Advances in Science and Technology ◽

10.4028/www.scientific.net/ast.59.41 ◽

2008 ◽

Vol 59 ◽

pp. 41-46 ◽

Cited By ~ 5

Author(s):

Federica Daghia ◽

Gabriella Faiella ◽

Vincenza Antonucci ◽

Michele Giordano

Keyword(s):

Finite Element ◽

Shape Memory Alloy ◽

Finite Element Model ◽

Shape Memory ◽

Functional Properties ◽

Hybrid Composite ◽

Experimental Testing ◽

Element Model ◽

Electrical Heating ◽

Simultaneous Generation

Shape memory alloys (SMA) exhibit functional properties associated with the shape memory effect, responsible of the SMA shape recovery after a cycle of deforming-heating and of a simultaneous generation of mechanical work. Composite systems incorporating SMA wires have the ability to actively change shape and other structural characteristics.
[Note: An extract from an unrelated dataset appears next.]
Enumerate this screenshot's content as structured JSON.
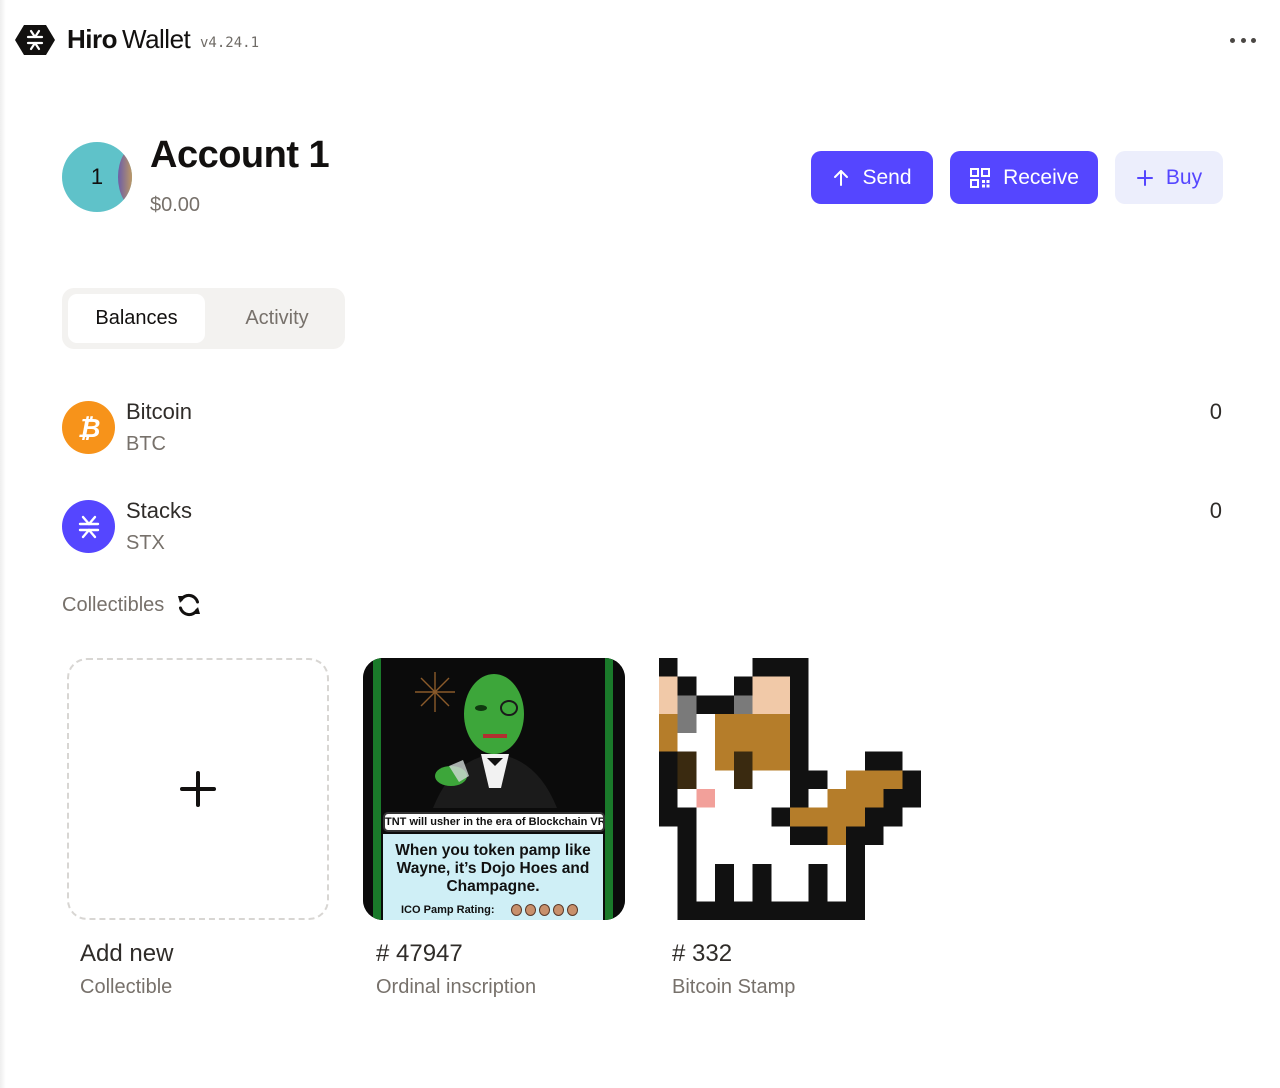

The functional properties of such adaptive composites are related to the martensitic transformation in the SMA elements and to the constraining behaviour that the composite matrix has on the SMA wires. In this work the behaviour of a shape memory alloy hybrid composite (SMAHC) is numerically and experimentally investigated. A plate was fabricated using prestrained SMA wires embedded in an epoxy resin pre preg glass fibres composite system. Upon calorimetric and mechanical material characterization, a finite element model was used in order to predict the structural behaviour of the SMAHC. In the experimental tests, the plate was clamped at one side and actuated via electrical heating. Temperature and displacement data were collected and compared with the prediction of the finite element model. The results show that the model is able to capture the shape change in the actuation region, although a thorough description of the SMAHC behaviour requires further modelling work, including the simulation of the SMA loading history during composite manufacturing.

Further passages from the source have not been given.